Aplicativos de mensagens: aliados ou inimigos ?

Notícia muito interessante publicada no blog Link do Estadão:

O número de mensagens enviadas por aplicativos como o WhatsApp superou o volume de SMS enviado no ano passado em todo o mundo e deve dobrar até o fim deste ano, diz um estudo divulgado pela consultoria europeia Informa.

Em 2012, foram 19 bilhões de mensagens enviadas por dia por meio desses aplicativos, contra 17,6 bilhões de SMS. O contraste será ainda maior em 2014, quando serão enviados 21 bilhões de SMS contra 50 bilhões de mensagens via apps.

Apesar do crescimento desses aplicativos no mercado, os dados mostram que o volume de SMS vai continuar aumentando. Isso se explica, entre outros motivos, porque os usuários desses apps não deixam de usar SMS para se comunicar, por exemplo, com aqueles que ainda não possuem um smartphone.

A situação para as operadoras de telefonia, no entanto, fica cada vez mais difícil. O IDC divulgou na semana passada que no primeiro trimestre deste ano as vendas de smartphones superaram pela primeira vez a venda dos ”feature phones”, como são chamados os celulares tradicionais. Do total de 418,6 milhões de celulares que saíram das fábricas, 51,6% eram smartphones.
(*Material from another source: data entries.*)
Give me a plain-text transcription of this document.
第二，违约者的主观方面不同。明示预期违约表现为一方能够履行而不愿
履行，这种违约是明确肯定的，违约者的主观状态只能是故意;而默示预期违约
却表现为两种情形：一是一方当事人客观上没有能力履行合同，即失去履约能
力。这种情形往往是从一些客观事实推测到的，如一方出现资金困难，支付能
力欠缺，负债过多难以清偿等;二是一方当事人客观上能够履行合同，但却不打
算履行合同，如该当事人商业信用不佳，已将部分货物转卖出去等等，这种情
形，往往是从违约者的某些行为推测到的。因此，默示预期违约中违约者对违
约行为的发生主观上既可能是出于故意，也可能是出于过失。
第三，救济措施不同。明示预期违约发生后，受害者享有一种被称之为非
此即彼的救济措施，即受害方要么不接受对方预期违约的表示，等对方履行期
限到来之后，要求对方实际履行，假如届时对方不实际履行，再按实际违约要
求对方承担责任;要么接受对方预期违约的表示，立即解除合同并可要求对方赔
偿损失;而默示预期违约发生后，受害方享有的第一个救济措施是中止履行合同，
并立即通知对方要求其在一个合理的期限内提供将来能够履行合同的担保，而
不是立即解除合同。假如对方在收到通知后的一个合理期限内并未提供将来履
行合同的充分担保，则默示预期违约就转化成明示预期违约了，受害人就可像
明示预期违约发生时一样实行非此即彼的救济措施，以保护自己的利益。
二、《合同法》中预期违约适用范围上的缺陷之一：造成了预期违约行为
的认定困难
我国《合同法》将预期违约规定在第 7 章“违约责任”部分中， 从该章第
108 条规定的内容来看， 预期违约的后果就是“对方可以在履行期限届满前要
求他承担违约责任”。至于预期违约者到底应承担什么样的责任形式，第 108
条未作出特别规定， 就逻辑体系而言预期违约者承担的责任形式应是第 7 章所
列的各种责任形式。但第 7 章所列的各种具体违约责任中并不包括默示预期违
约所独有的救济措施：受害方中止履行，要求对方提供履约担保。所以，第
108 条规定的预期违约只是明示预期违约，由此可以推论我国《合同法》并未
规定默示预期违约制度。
Chama a atenção o fato de que o número de usuários de apps de mensagens é bem inferior ao de usuários de SMS. A Informa estimou que atualmente seis dos mais famosos aplicativos no mercado (WhatsApp, BlackBerry Messenger, Viber, Nimbuzz, iMessage e KakaoTalk) possuem, juntos, 586,3 milhões de usuários, ante 3,5 bilhões de usuários de SMS em 2012.

Os dados sobre o crescimento desses aplicativos se tornam ainda mais assombrosos quando se considera que esses apps chegaram ao mercado há cerca de cinco anos, enquanto o SMS completa 20 anos de existência.

Para a Informa, as operadoras de telefonia móvel precisam tomar medidas rápidas se quiserem conter a diminuição da receita com SMS. Uma saída para elas, segundo a empresa, seria investir em apps de mensagens próprios para concorrer nesse mercado. A Telefônica, por exemplo, lançou no Reino Unido o Tu Go, aplicativo que permite o envio de mensagens e a realização de chamadas telefônicas a partir de uma conexão com a internet.

Trata-se de uma tendência num mercado em plena ascensão: no mundo inteiro, pessoas estão trocando seus celulares antigos pelos modelos conhecidos como “smartphones”, os celulares inteligentes – que têm diversos aplicativos variados, e tentam, em maior ou menor grau, substituir um computador com a facilidade de ser móvel, caber no bolso/a.

Enquanto isso, as operadoras de telefonia móvel têm razões de sobra para se preocupar: pacotes de SMS tendem a ser menos procurados, o que afeta a receita das telefônicas.

Elas devem se unir à tendência e fazer parcerias com apps de mensagens, ou devem “brigar” com a tendência?

É preciso considerar o seguinte: os clientes de telefonia celular no Brasil têm péssimas avaliações das operadoras – ligações cortadas, ausência de sinal, lentidão da internet móvel, cobranças erradas etc… Diante de tal grau de insatisfação generalizada, aplicativos que não tenham vínculo com nenhuma operadora teriam uma vantagem competitiva, certo?

Depende.

A matéria cita o serviço lançado pela Telefonica no Reino Unido (Tu Go). Infere-se que a Telefonica avaliou que não poderia ficar de fora do mercado de mensagens via internet – a empresa considera estes aplicativos um complemento (ou talvez EVOLUÇÃO) do tradicional serviço de SMS. Ela passa a ter, assim, 2 fontes de receita: o tradicional SMS e o novo aplicativo do tipo WhatsApp. Desta forma, se o mercado de SMS realmente desaparecer (ou se sofrer uma redução drástica em termos de volume), a empresa garantiria uma outra fonte de receita com um serviço cujo objetivo central satisfaz a mesma necessidade (mensagens instantâneas, via celular).

Por outro lado, considerando-se o grau de insatisfação dos clientes brasileiros, é de se imaginar se as pessoas aceitariam usar um serviço que carregue o nome/marca da Vivo, TIM, Claro ou Oi.
Ora, o sujeito está irritado com a operadora (qualquer que seja) porque a ligação vive caindo, ou nunca tem uma conexão rápida à internet – então, esse  sujeito dificilmente vai acreditar que o aplicativo da sua operadora possa ser muito melhor.

Enquanto as operadoras não obtiverem uma avaliação mais favorável por parte dos clientes, associar sua marca a um aplicativo concorrente do iMessage ou WhatsApp não me parece uma boa idéia – inclusive porque estes aplicativos dependem da disponibilidade de conexão à internet móvel.